Let $dX_t = \mu_t^Xdt + \sigma_t^X dZ_t$. Compute the quantity $E_0[\int_0^{\infty}e^{-\rho t} log X_t dt]$.
Here's what I have so far.
$log X_t = log X_0 + \int_0^{t} dlog X_s ds$. Also, by Ito's lemma $dlog X_t = (\mu_t^X -0.5(\sigma_t^X)^2)dt + \sigma_t^XdZ_t$. By plugging it into the expectation, I have the following $E_0[\int_0^{\infty}e^{-\rho t} log X_t dt] = \int_0^{\infty} e^{-\rho t} log X_0 dt + \int_0^{\infty} e^{-\rho t} E_0\{\int_0^{t} (\mu_s^X -0.5(\sigma_s^X)^2)ds]dt\}$ This further reduces to $E_0[\int_0^{\infty}e^{-\rho t} log X_t dt] = \frac{1}{\rho} log X_0 + \int_0^{\infty} e^{-\rho t} E_0\{\int_0^{t} (\mu_s^X -0.5(\sigma_s^X)^2)ds]dt\}$.
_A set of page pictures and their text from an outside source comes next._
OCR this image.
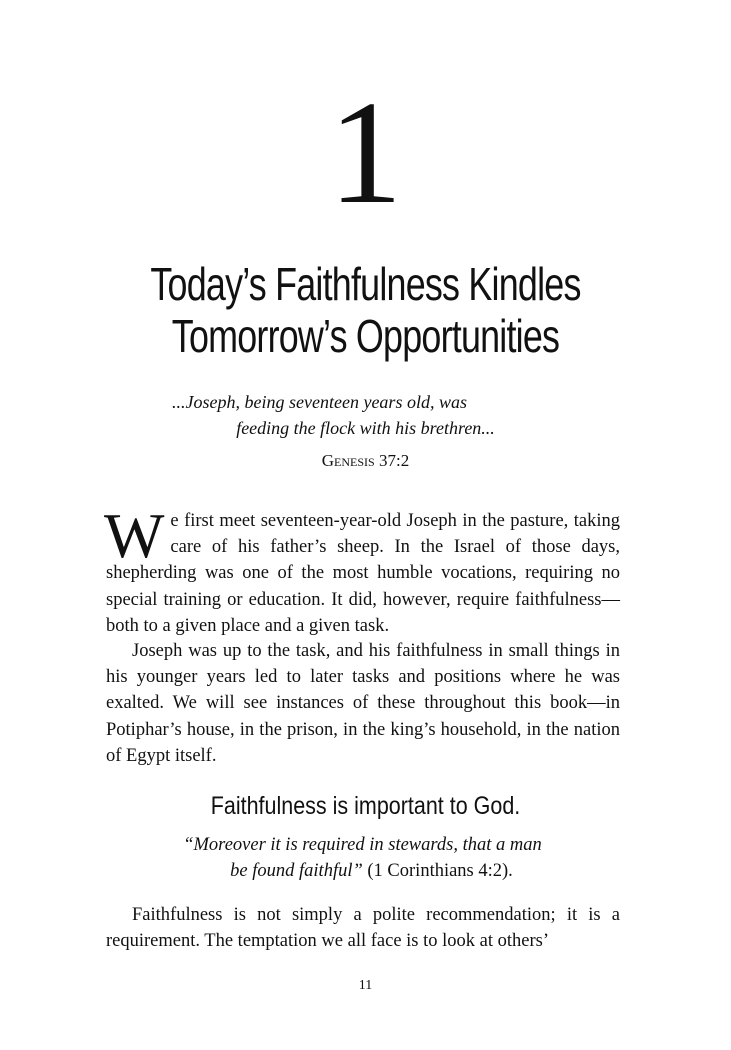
1
Today’s Faithfulness Kindles
Tomorrow’s Opportunities
...Joseph, being seventeen years old, was
feeding the flock with his brethren...
Genesis 37:2
W e first meet seventeen-year-old Joseph in the pasture, taking care of his father’s sheep. In the Israel of those days, shepherding was one of the most humble vocations, requiring no special training or education. It did, however, require faithfulness—both to a given place and a given task.
Joseph was up to the task, and his faithfulness in small things in his younger years led to later tasks and positions where he was exalted. We will see instances of these throughout this book—in Potiphar’s house, in the prison, in the king’s household, in the nation of Egypt itself.
Faithfulness is important to God.
“Moreover it is required in stewards, that a man
be found faithful” (1 Corinthians 4:2).
Faithfulness is not simply a polite recommendation; it is a requirement. The temptation we all face is to look at others’
11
It is not clear how to handle the second term in the R.H.S. Is the following correct? $\int_0^{\infty} e^{-\rho t} E_0\{\int_0^{t} (\mu_s^X -0.5(\sigma_s^X)^2)ds]dt\} = \frac{1}{\rho}\int_0^{\infty} E_0\{\int_0^{t} (\mu_s^X -0.5(\sigma_s^X)^2)ds]\}$
If yes, then how to reduce it further? Really appreciate your help.